By working on yourself a little bit each day—learning new skills, getting better at your key tasks, setting priorities, and focusing on higher-value activities—you can become 26 percent more productive over the course of an entire year”

By the Law of Accumulation, or the Law of Incremental Improvement, by the end of twelve months, you would be 26 percent better. If you continued to improve at 26 percent per year, by the end of ten years, with compounding, you would be 1,004 percent more productive. Your income would increase at the same rate. This formula works—if you do.

If you read in your field one hour per day, that will translate into about one book per week. One book per week will translate into about fifty books per year. Since the average adult reads less than one nonfiction book per year, if you were to read fifty books in your field each year, do you think that would give you an edge in your profession? Do you think that it would move you ahead of virtually everyone else in your business? Of course, it would!.

Education is what remains after one has forgotten everything he learned in school.~ Albert Einstein

Author & Entrepreneur MJ DeMarco, in his book “The Millionaire Fastlane,” he advocates continuous improvement with the metaphor of “Change the Oil Every 3,000 Miles.”

The first lesson of car ownership: Change the oil every 3,000 miles. Neglect the lesson and your car dies well before its useful life. Frequent oil changes keep your car running efficiently; unchanged oil goes stale and turns the ride rough. Rough rides stall to the shoulder of the road.

The Fastlane road trip demands fresh oil changes. But what is oil? Oil is education. Knowledge. Street smarts. But be careful … it must be the right oil and for the right purpose.

Sidewalkers don’t bother with oil. After 3,000 miles, they’re done. Graduation is the last oil change. Slowlaners oil their vehicles for the explicit purpose of raising intrinsic value. Advanced education and certifications: What’s going to command a bigger salary? Fastlaners oil their vehicles until they hit the junkyard.

“Graduation Is Not the End; It Is the Beginning.”

Face it. What you know today is not enough to get you where you need to be tomorrow. You must constantly reinvent yourself, and reself, and reinvention is education.

Unfortunately, graduation traditionally signals the end of education. Regardless of your graduating age, adulthood begins. The party is over and real life begins. To cease learning at graduation is wealth suicide. Your most effective earning years happen AFTER graduation, so wouldn’t it be smart to continue the educational process long after formal schooling?

Education, your oil, is a critical component to your wealth road trip. When you continually inject yourself with new education, new skills, and new competencies, new roads open and things run smoothly.

The right education has incredible horsepower.
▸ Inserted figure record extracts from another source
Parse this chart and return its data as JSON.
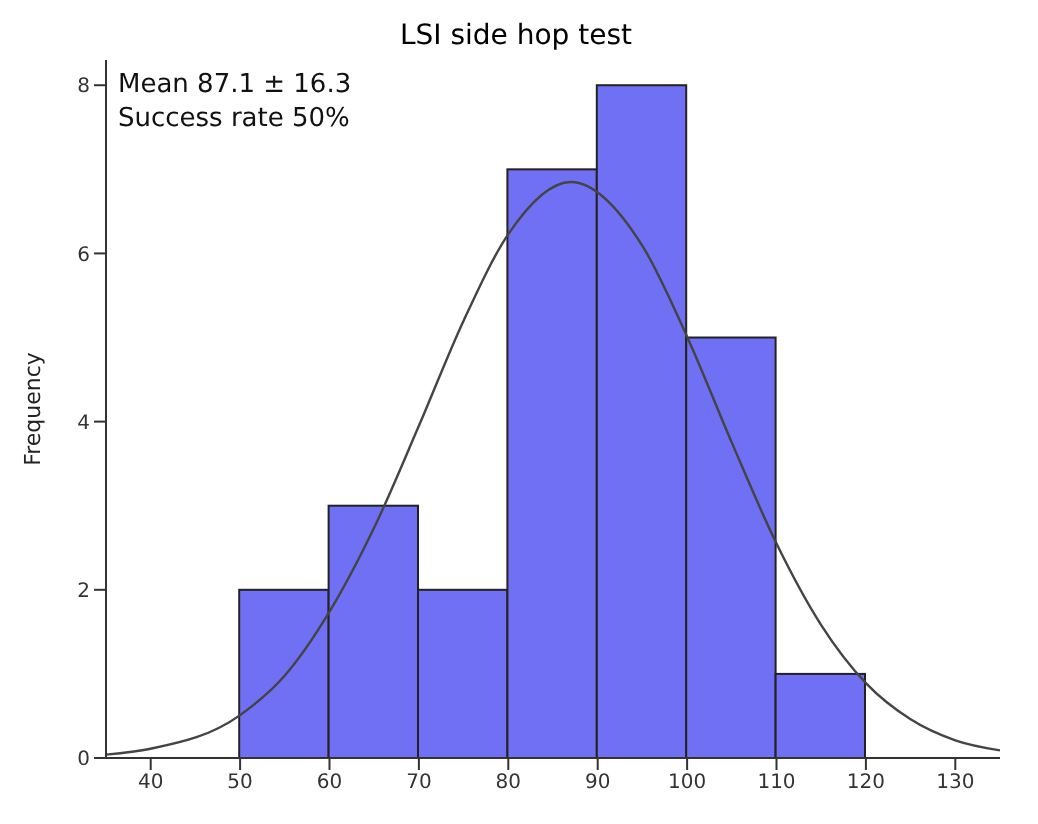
{
  "chart_data": {
    "type": "histogram",
    "title": "LSI side hop test",
    "ylabel": "Frequency",
    "annotations": [
      "Mean 87.1 ± 16.3",
      "Success rate 50%"
    ],
    "bins": [
      50,
      60,
      70,
      80,
      90,
      100,
      110,
      120
    ],
    "values": [
      2,
      3,
      2,
      7,
      8,
      5,
      1
    ],
    "color": "#7070f4",
    "series": [
      {
        "type": "line",
        "color": "#444444",
        "x": [
          35,
          40,
          50,
          55,
          60,
          65,
          70,
          75,
          80,
          87,
          95,
          100,
          105,
          110,
          115,
          120,
          125,
          130,
          135
        ],
        "values": [
          0.04,
          0.11,
          0.51,
          0.98,
          1.74,
          2.74,
          3.95,
          5.2,
          6.23,
          6.85,
          6.09,
          5.01,
          3.75,
          2.55,
          1.58,
          0.89,
          0.46,
          0.21,
          0.09
        ]
      }
    ],
    "xlim": [
      35,
      135
    ],
    "xticks": [
      40,
      50,
      60,
      70,
      80,
      90,
      100,
      110,
      120,
      130
    ],
    "ylim": [
      0,
      8.3
    ],
    "yticks": [
      0,
      2,
      4,
      6,
      8
    ],
    "grid": false,
    "legend": false
  }
}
As Jim Rohn often advised, “Learn to work harder on yourself than you do on your job. If you work hard on your job you can make a living, but if you work hard on yourself you’ll make a fortune.”. You need to continuously educate yourself, education is a life long process, continuous improvement and re-invention is the key to becoming better.

All the best in your quest to get better. Don’t Settle: Live with Passion.